ANAESTHESIA, vol.61, no.7, pp.685-691, 2006 (SCI-Expanded) identifier identifier identifier

  • Publication Type: Article / Article
  • Volume: 61 Issue: 7
  • Publication Date: 2006
  • Doi Number: 10.1111/j.1365-2044.2006.04706.x
  • Journal Name: ANAESTHESIA
  • Journal Indexes: Science Citation Index Expanded (SCI-EXPANDED), Scopus
  • Page Numbers: pp.685-691
  • Bursa Uludag University Affiliated: Yes


A study of 90 patients was undertaken to compare intubation success rates of using either ILMA, C-Trach(TM) or McCoy laryngoscope in patients with simulated cervical spine injury. Insertion and intubation success rates, time taken to achieve intubation, airway complications and haemodynamic parameters were recorded. Insertion of ILMA and C-Trach(TM) was successful at the first attempt in all patients.

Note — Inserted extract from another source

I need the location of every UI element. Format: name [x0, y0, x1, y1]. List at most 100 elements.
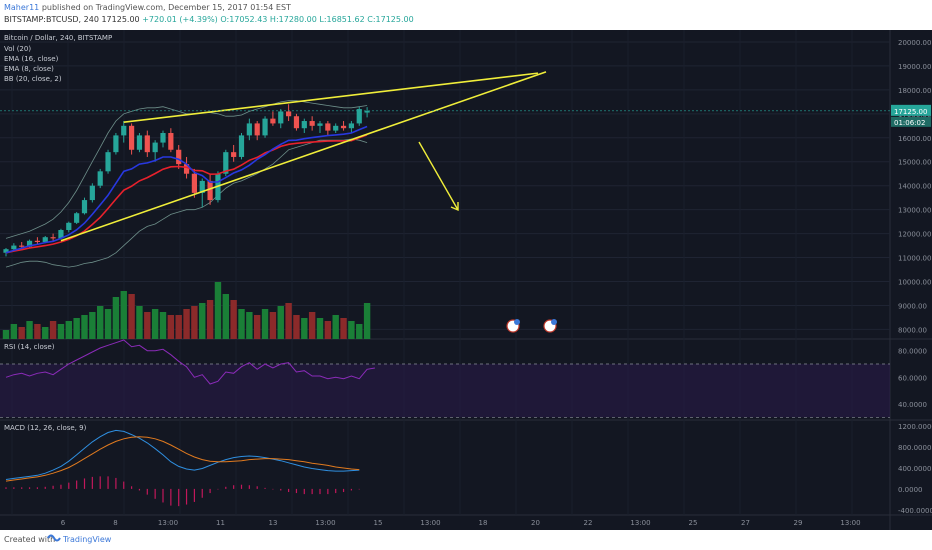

Intubation success rates were higher in the C-Trach (100%) and McCoy (100%) groups than in the ILMA (87%) group. Total intubation time was significantly longer in the ILMA (63 s, SD 36.5) group than in the C-Trach (41 s, SD 15.8) and McCoy (30 s, SD 7.4) groups (p < 0.05, p < 0.05, respectively). There were no significant differences in haemodynamic parameters among the groups at any time.